Transferkurzarbeitergeld wird wie Kurzarbeitergeld in der Lohnabrechnung typischerweise als steuer- und beitragspflichtiger Arbeitslohn behandelt. Details hängen von Freibeträgen, weiteren Bezügen und betrieblicher Umsetzung ab. Für steuerliche Einzelfragen lohnt sich die Rücksprache mit einer Steuerberatung. Im Zweifel gelten die Ausführungen der Agentur für Arbeit und des Finanzamts zum laufenden Jahr.

Wie lange kann Transferkurzarbeitergeld gezahlt werden?

Die Bundesagentur für Arbeit leistet Transferkurzarbeitergeld nach § 111 Abs. 1 Satz 2 SGB III längstens zwölf Monate. Das ist unabhängig von möglichen Verlängerungen beim klassischen Kurzarbeitergeld zu beachten: Für Transferfälle gilt die spezielle Höchstfrist im Gesetzestext. Planung von Sozialplan, Überleitung und Qualifizierung solltest du daher eng an diese Frist koppeln.

Wer hat Anspruch auf Transferkurzarbeitergeld?

Anspruch haben Arbeitnehmerinnen und Arbeitnehmer, die die persönlichen Voraussetzungen des § 111 Abs. 4 SGB III erfüllen: drohende Arbeitslosigkeit, Fortsetzung versicherungspflichtiger Beschäftigung, kein Ausschluss vom Kurzarbeitergeldbezug, arbeitsuchende Meldung und Teilnahme an einer Feststellungsmaßnahme (mit Ausnahmelogik). Parallel müssen die betrieblichen Voraussetzungen nach Absatz 3 und die übrigen Punkte des Absatzes 1 vorliegen. Im Zweifel entscheidet die Agentur für Arbeit.

Wie wird Transferkurzarbeitergeld beantragt?

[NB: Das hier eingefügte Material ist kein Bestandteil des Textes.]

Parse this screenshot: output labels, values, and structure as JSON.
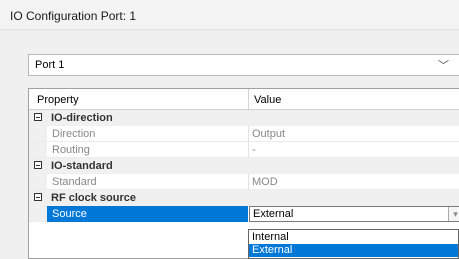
{
  "window": {
    "title": "IO Configuration Port: 1"
  },
  "port_select": {
    "value": "Port 1",
    "arrow": "﹀"
  },
  "grid": {
    "header": {
      "property": "Property",
      "value": "Value"
    },
    "categories": [
      {
        "label": "IO-direction",
        "properties": [
          {
            "label": "Direction",
            "value": "Output"
          },
          {
            "label": "Routing",
            "value": "-"
          }
        ]
      },
      {
        "label": "IO-standard",
        "properties": [
          {
            "label": "Standard",
            "value": "MOD"
          }
        ]
      },
      {
        "label": "RF clock source",
        "properties": [
          {
            "label": "Source",
            "value": "External",
            "selected": true
          }
        ]
      }
    ]
  },
  "dropdown": {
    "options": [
      "Internal",
      "External"
    ],
    "selected": "External"
  }
}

Beantragt wird über den Arbeitgeberprozess bei der Agentur für Arbeit: zuerst Transferberatung, dann Anzeige des Arbeitsausfalls, monatliche Auszahlung von Lohn und Transferkurzarbeitergeld in Vorleistung und schließlich der Erstattungsantrag mit Abrechnungslisten. Die Agentur beschreibt Fristen (häufig drei Monate nach Abrechnungsmonat) und elektronische Wege wie KEA. Halte Unterlagen in Lohnabrechnung und Zeiterfassung konsistent bereit.

Wie wird Transferkurzarbeitergeld berechnet und wie hoch ist es?

Die Höhe richtet sich nach dem Nettoentgeltausfall und den Sätzen von 60 Prozent bzw. 67 Prozent mit Kind im Haushalt, wie die Bundesagentur für Arbeit für Transferkurzarbeitergeld darstellt – in Anlehnung an die pauschalierten Nettoentgelte des Kurzarbeitergeldes. Verbindlich sind die amtlichen Tabellen und der Bescheid. Für eine erste Orientierung zum klassischen KUG kannst du den Kurzarbeitergeld-Rechner nutzen, nicht jedoch als Ersatz für TKUG-Prüfung.

Was müssen Arbeitgeber bei Zeiterfassung und Nachweisen beachten?

Du solltest Soll- und Ist-Stunden, Kalendermonate und Auszahlungsläufe lückenlos abbilden, damit Nettoentgeltausfall und Abrechnungslisten zur Agentur passen. Digitale Zeiterfassung und integrierte Lohnabrechnung reduzieren Medienbrüche, besonders wenn du KEA oder Online-Anträge nutzt. Ordio hilft dir, Daten konsistent zu halten; maßgeblich bleiben aber Gesetz und behördliche Vorgaben.